Di bidang kesehatan, kedua pihak Menyaksikan Kesempatan pengembangan kerja sama, termasuk melalui pertukaran pengetahuan, peningkatan kapasitas tenaga kesehatan, serta penjajakan kerja sama industri farmasi.
Pemerintah Belarus juga menyatakan kesiapan Kepada berbagi pengalaman dalam mekanisasi pertanian, mulai dari pengembangan alat panen hingga transportasi pertanian.
Pembahasan tersebut merupakan bagian dari pertemuan Airlangga dengan Viktor Karankevich yang digelar di sela Indonesia-Belarus Business Perhimpunan and Business Matching. Pertemuan itu juga menjadi tindak lanjut hasil Sidang Komisi Serempak (SKB) ke-8 Indonesia-Belarus sekaligus mempersiapkan implementasi berbagai kesepakatan strategis kedua negara.
Airlangga mengatakan Indonesia Ingin mendorong kerja sama yang memberikan manfaat Konkret melalui investasi Serempak, pengembangan industri, dan peningkatan perdagangan bilateral.
“Indonesia Menyaksikan pentingnya Kepada mendorong kerja sama yang memberikan manfaat Konkret bagi kedua negara, termasuk melalui investasi Serempak dan pengembangan proyek strategis yang dapat menjadi low hanging fruits dalam Interaksi ekonomi Indonesia-Belarus,” ujar Airlangga.

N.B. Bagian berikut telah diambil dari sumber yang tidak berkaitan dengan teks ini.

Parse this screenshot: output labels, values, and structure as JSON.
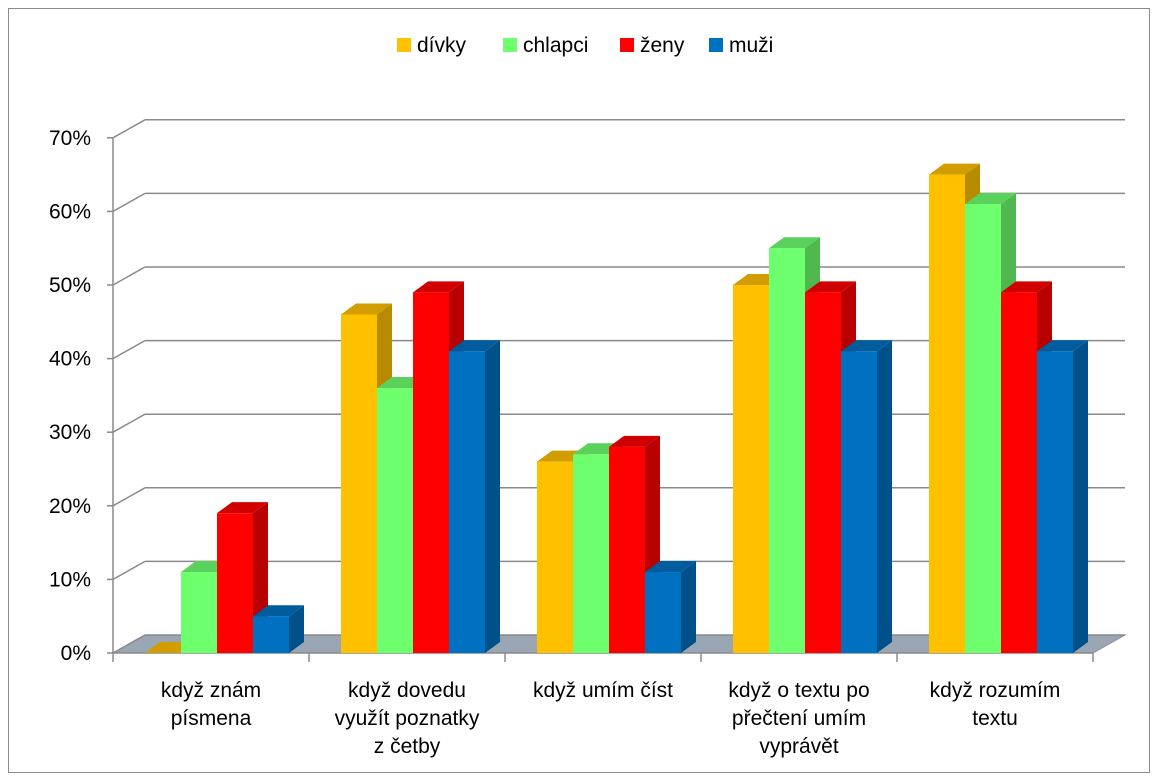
{
  "chart_data": {
    "type": "bar",
    "categories": [
      [
        "když znám",
        "písmena"
      ],
      [
        "když dovedu",
        "využít poznatky",
        "z četby"
      ],
      [
        "když umím číst"
      ],
      [
        "když o textu po",
        "přečtení umím",
        "vyprávět"
      ],
      [
        "když rozumím",
        "textu"
      ]
    ],
    "series": [
      {
        "name": "dívky",
        "color": "#FFC000",
        "values": [
          0,
          46,
          26,
          50,
          65
        ]
      },
      {
        "name": "chlapci",
        "color": "#6EFF6E",
        "values": [
          11,
          36,
          27,
          55,
          61
        ]
      },
      {
        "name": "ženy",
        "color": "#FF0000",
        "values": [
          19,
          49,
          28,
          49,
          49
        ]
      },
      {
        "name": "muži",
        "color": "#0070C0",
        "values": [
          5,
          41,
          11,
          41,
          41
        ]
      }
    ],
    "yticks": [
      "0%",
      "10%",
      "20%",
      "30%",
      "40%",
      "50%",
      "60%",
      "70%"
    ],
    "ylim": [
      0,
      70
    ],
    "legend_position": "top",
    "grid": true,
    "style": "3d-clustered-column"
  }
}
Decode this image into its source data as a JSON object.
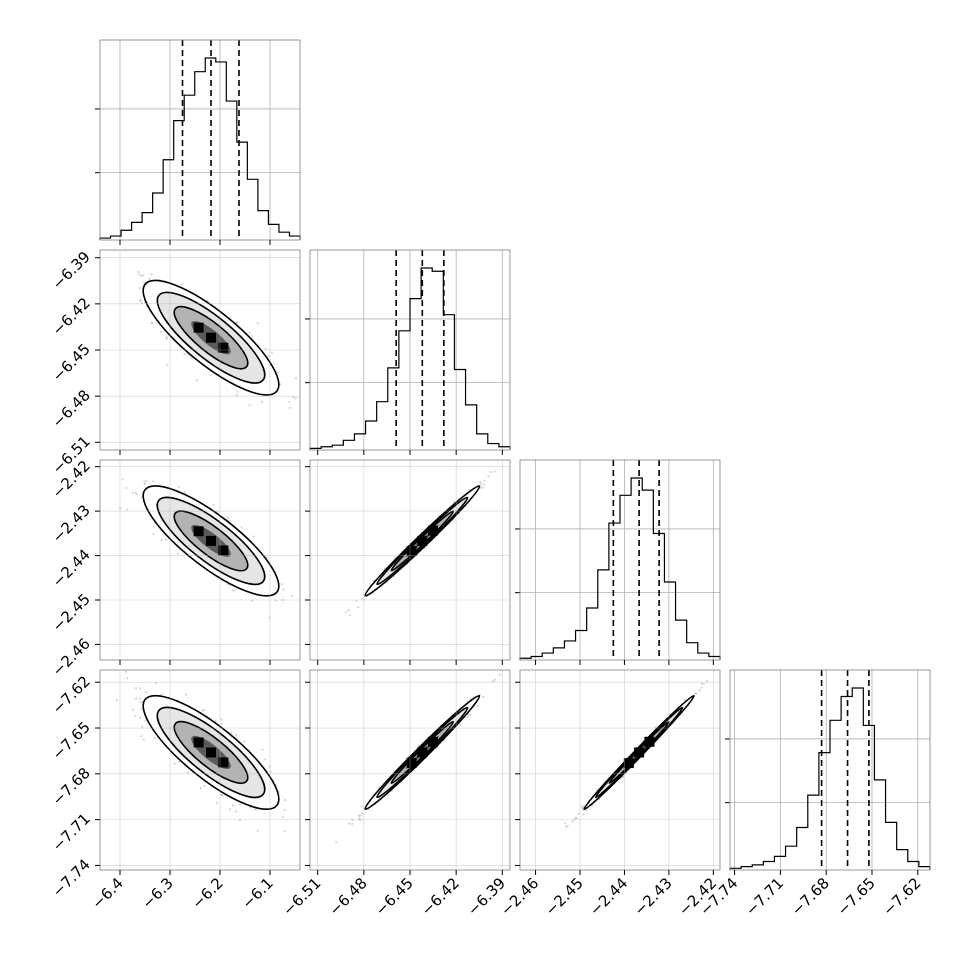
{
  "chart_data": {
    "type": "corner",
    "parameters": [
      {
        "range": [
          -6.44,
          -6.04
        ],
        "ticks": [
          -6.4,
          -6.3,
          -6.2,
          -6.1
        ],
        "tick_labels": [
          "−6.4",
          "−6.3",
          "−6.2",
          "−6.1"
        ],
        "quantiles": [
          -6.275,
          -6.218,
          -6.162
        ]
      },
      {
        "range": [
          -6.515,
          -6.385
        ],
        "ticks": [
          -6.51,
          -6.48,
          -6.45,
          -6.42,
          -6.39
        ],
        "tick_labels": [
          "−6.51",
          "−6.48",
          "−6.45",
          "−6.42",
          "−6.39"
        ],
        "quantiles": [
          -6.459,
          -6.442,
          -6.428
        ]
      },
      {
        "range": [
          -2.4635,
          -2.4185
        ],
        "ticks": [
          -2.46,
          -2.45,
          -2.44,
          -2.43,
          -2.42
        ],
        "tick_labels": [
          "−2.46",
          "−2.45",
          "−2.44",
          "−2.43",
          "−2.42"
        ],
        "quantiles": [
          -2.4425,
          -2.4367,
          -2.4322
        ]
      },
      {
        "range": [
          -7.743,
          -7.612
        ],
        "ticks": [
          -7.74,
          -7.71,
          -7.68,
          -7.65,
          -7.62
        ],
        "tick_labels": [
          "−7.74",
          "−7.71",
          "−7.68",
          "−7.65",
          "−7.62"
        ],
        "quantiles": [
          -7.683,
          -7.666,
          -7.652
        ]
      }
    ],
    "hist_counts": [
      [
        1,
        2,
        5,
        9,
        14,
        24,
        41,
        61,
        74,
        86,
        93,
        91,
        71,
        50,
        31,
        15,
        8,
        4,
        2
      ],
      [
        1,
        2,
        3,
        6,
        10,
        18,
        30,
        51,
        74,
        94,
        113,
        111,
        84,
        50,
        28,
        10,
        4,
        2
      ],
      [
        1,
        2,
        4,
        7,
        11,
        17,
        30,
        52,
        79,
        95,
        105,
        98,
        73,
        45,
        23,
        10,
        4,
        2
      ],
      [
        1,
        2,
        3,
        5,
        8,
        14,
        25,
        44,
        69,
        88,
        102,
        107,
        85,
        53,
        28,
        12,
        5,
        2
      ]
    ],
    "correlations": {
      "1-0": -0.82,
      "2-0": -0.82,
      "3-0": -0.82,
      "2-1": 0.99,
      "3-1": 0.99,
      "3-2": 0.995
    },
    "grid": true,
    "title": "",
    "xlabel": "",
    "ylabel": ""
  }
}
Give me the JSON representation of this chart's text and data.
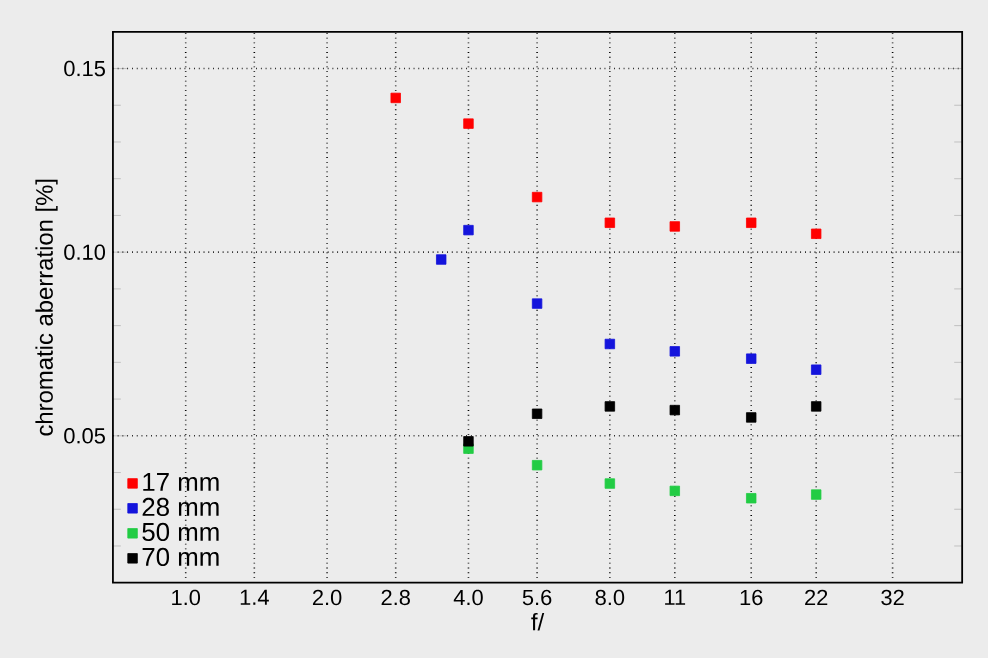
{
  "chart_data": {
    "type": "scatter",
    "xlabel": "f/",
    "ylabel": "chromatic aberration [%]",
    "log": "x",
    "xlim": [
      0.7,
      45
    ],
    "ylim": [
      0.01,
      0.16
    ],
    "xticks": [
      {
        "value": 1,
        "label": "1.0"
      },
      {
        "value": 1.4,
        "label": "1.4"
      },
      {
        "value": 2,
        "label": "2.0"
      },
      {
        "value": 2.8,
        "label": "2.8"
      },
      {
        "value": 4,
        "label": "4.0"
      },
      {
        "value": 5.6,
        "label": "5.6"
      },
      {
        "value": 8,
        "label": "8.0"
      },
      {
        "value": 11,
        "label": "11"
      },
      {
        "value": 16,
        "label": "16"
      },
      {
        "value": 22,
        "label": "22"
      },
      {
        "value": 32,
        "label": "32"
      }
    ],
    "yticks": [
      {
        "value": 0.02,
        "label": null
      },
      {
        "value": 0.03,
        "label": null
      },
      {
        "value": 0.04,
        "label": null
      },
      0.05,
      {
        "value": 0.06,
        "label": null
      },
      {
        "value": 0.07,
        "label": null
      },
      {
        "value": 0.08,
        "label": null
      },
      {
        "value": 0.09,
        "label": null
      },
      {
        "value": 0.1,
        "label": "0.10"
      },
      {
        "value": 0.11,
        "label": null
      },
      {
        "value": 0.12,
        "label": null
      },
      {
        "value": 0.13,
        "label": null
      },
      {
        "value": 0.14,
        "label": null
      },
      0.15
    ],
    "grid": true,
    "legend": "bottom left",
    "marker": "square",
    "series": [
      {
        "name": "17 mm",
        "color": "#ff0000",
        "x": [
          2.8,
          4,
          5.6,
          8,
          11,
          16,
          22
        ],
        "values": [
          0.142,
          0.135,
          0.115,
          0.108,
          0.107,
          0.108,
          0.105
        ]
      },
      {
        "name": "28 mm",
        "color": "#1414dc",
        "x": [
          3.5,
          4,
          5.6,
          8,
          11,
          16,
          22
        ],
        "values": [
          0.098,
          0.106,
          0.086,
          0.075,
          0.073,
          0.071,
          0.068
        ]
      },
      {
        "name": "50 mm",
        "color": "#22cc44",
        "x": [
          4,
          5.6,
          8,
          11,
          16,
          22
        ],
        "values": [
          0.0465,
          0.042,
          0.037,
          0.035,
          0.033,
          0.034
        ]
      },
      {
        "name": "70 mm",
        "color": "#000000",
        "x": [
          4,
          5.6,
          8,
          11,
          16,
          22
        ],
        "values": [
          0.0485,
          0.056,
          0.058,
          0.057,
          0.055,
          0.058
        ]
      }
    ]
  }
}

Selain sektor pangan, kedua negara membahas Kesempatan kerja sama di bidang industri, termasuk pengembangan investasi, fasilitas produksi dan perakitan lokal, serta alih teknologi.
Perusahaan Belarus seperti MAZ, BelAZ, dan Minsk Tractor Works (MTZ) dinilai Mempunyai Kesempatan memperluas kerja sama di sektor kendaraan industri berat, mesin pertanian, dan manufaktur.
Indonesia dan Belarus juga membahas percepatan implementasi Free Trade Agreement (FTA) antara Indonesia dan Eurasian Economic Union (EAEU) sebagai upaya memperluas akses pasar kedua negara.
Menurut Wakil Menteri Perdagangan Dyah Roro Esti, nilai perdagangan Indonesia dengan EAEU Begitu ini mencapai Sekeliling 5,3 miliar dolar AS, sedangkan perdagangan bilateral Indonesia-Belarus Tetap Sekeliling 221 juta dolar AS sehingga Tetap terdapat ruang yang besar Kepada ditingkatkan.
Sementara itu, di bidang pendidikan dan pengembangan SDM, Menko Airlangga menyampaikan bahwa penguatan kerja sama pendidikan menjadi salah satu prioritas Presiden RI dan mendorong program pertukaran mahasiswa dan kerja sama perguruan tinggi, khususnya di bidang Science, Technology, Engineering, Mathematics, and Medicine (STEMM).
Kedua pihak sepakat Kepada menjajaki program mobilitas mahasiswa antara Indonesia dan Belarus dengan program satu tahun, dengan tahap awal Sekeliling 100-200 mahasiswa per tahun Kepada pendidikan, pelatihan, dan riset Serempak.